Health care professionals are not entirely sure how Bartholin’s glands develop blockages. Therefore, it is currently not possible to purposefully avoid a Bartholin’s gland cyst. However, some physicians believe that bacteria may play a role in causing blockages. Maintaining proper hygiene can eliminate many of the bacteria present in the genitalia. It is possible to reduce the risk of sexually transmitted infections by using condoms. Additionally, research suggests that women with high parity possess a lower risk of Bartholin’s gland cysts. Parity refers to the number of pregnancies that a woman has carried to fetal viability.

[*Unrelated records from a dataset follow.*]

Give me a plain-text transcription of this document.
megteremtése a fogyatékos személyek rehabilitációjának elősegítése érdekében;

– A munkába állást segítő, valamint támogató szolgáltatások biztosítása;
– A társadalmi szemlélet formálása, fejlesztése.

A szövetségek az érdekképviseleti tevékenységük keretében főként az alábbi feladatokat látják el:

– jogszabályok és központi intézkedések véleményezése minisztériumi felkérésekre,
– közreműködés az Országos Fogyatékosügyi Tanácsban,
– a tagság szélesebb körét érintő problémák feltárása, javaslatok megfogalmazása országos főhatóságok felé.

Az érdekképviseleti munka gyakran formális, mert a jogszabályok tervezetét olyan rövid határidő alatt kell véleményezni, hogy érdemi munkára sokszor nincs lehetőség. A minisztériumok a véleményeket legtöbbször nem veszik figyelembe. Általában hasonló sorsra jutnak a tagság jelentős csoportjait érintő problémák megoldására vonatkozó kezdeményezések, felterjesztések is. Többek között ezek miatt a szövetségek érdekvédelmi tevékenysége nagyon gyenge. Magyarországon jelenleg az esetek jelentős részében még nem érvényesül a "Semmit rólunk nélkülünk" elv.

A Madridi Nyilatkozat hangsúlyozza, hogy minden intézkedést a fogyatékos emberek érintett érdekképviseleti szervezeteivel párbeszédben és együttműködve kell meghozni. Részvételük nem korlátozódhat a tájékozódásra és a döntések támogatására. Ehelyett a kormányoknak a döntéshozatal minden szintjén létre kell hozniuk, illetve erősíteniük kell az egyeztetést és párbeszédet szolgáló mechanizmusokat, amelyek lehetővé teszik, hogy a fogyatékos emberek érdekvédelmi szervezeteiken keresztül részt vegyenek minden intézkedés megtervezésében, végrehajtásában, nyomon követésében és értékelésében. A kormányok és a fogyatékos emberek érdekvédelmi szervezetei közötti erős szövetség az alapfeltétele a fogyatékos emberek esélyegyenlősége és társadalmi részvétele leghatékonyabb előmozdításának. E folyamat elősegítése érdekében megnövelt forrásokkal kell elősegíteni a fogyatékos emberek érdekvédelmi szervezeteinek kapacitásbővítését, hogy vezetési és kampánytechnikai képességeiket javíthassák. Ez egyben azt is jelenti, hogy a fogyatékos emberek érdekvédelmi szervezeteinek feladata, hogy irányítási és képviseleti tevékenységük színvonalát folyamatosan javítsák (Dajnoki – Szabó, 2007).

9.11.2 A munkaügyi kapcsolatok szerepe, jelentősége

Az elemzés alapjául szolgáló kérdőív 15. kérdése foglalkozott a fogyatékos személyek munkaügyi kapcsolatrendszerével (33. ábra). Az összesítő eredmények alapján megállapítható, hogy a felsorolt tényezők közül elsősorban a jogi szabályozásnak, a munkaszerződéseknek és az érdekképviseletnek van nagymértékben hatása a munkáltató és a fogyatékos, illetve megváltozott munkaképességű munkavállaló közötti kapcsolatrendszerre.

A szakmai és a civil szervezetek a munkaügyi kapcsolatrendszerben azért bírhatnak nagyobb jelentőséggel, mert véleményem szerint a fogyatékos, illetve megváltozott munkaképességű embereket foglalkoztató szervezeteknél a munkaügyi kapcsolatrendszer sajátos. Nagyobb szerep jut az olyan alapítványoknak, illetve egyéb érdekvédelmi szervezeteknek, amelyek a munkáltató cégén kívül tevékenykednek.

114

Because Bartholin’s gland cysts are not typically serious, they are treatable with simple home remedies. It is important to note that women should never attempt to pop the cysts with tools or fingers as a major infection may develop. Sitz baths can potentially cause the cyst to rupture without outside pressure. A sitz bath is a gentle bath that takes place in a few inches of warm water. Warm compresses may ease some of the discomfort originating from the cyst.
Though Bartholin’s gland cysts are generally not harmful, there are a few factors that indicate that medical attention is necessary.
There are many treatment options available to doctors. In some cases, if a cyst is large or infected, it may require drainage. After a technician applies a local anesthetic, a surgeon will make a small incision on the cyst. After allowing it to drain, they will insert a catheter into the incision. The catheter may remain in place for several weeks to ensure the cyst remains open and drains properly. Some women may require complete surgical removal of a Bartholin’s gland cyst.
Women who experience recurring Bartholin’s gland cysts may require marsupialization. A doctor will make an incision on the cyst. They will then place stitches on either side of the incision to create a permanent opening. Generally, this opening is less than a quarter of an inch in length. The doctor may choose to insert a catheter for the first few days following the procedure to ensure the area is draining. After a few days, the doctor will remove the catheter.
Some physicians may recommend sitz baths as the main treatment or as follow-up treatment. If a Bartholin’s gland cyst has formed an abscess, doctors may prescribe an antibiotic. Physicians may also prescribe antibiotics to treat sexually transmitted infections. Some abscesses may require drainage but not antibiotics. The use of carbon dioxide lasers to drain cysts, including Bartholin’s gland cysts, has been rising in popularity in recent years. If treatments prove to be ineffective, a doctor may recommend removal of Bartholin’s gland.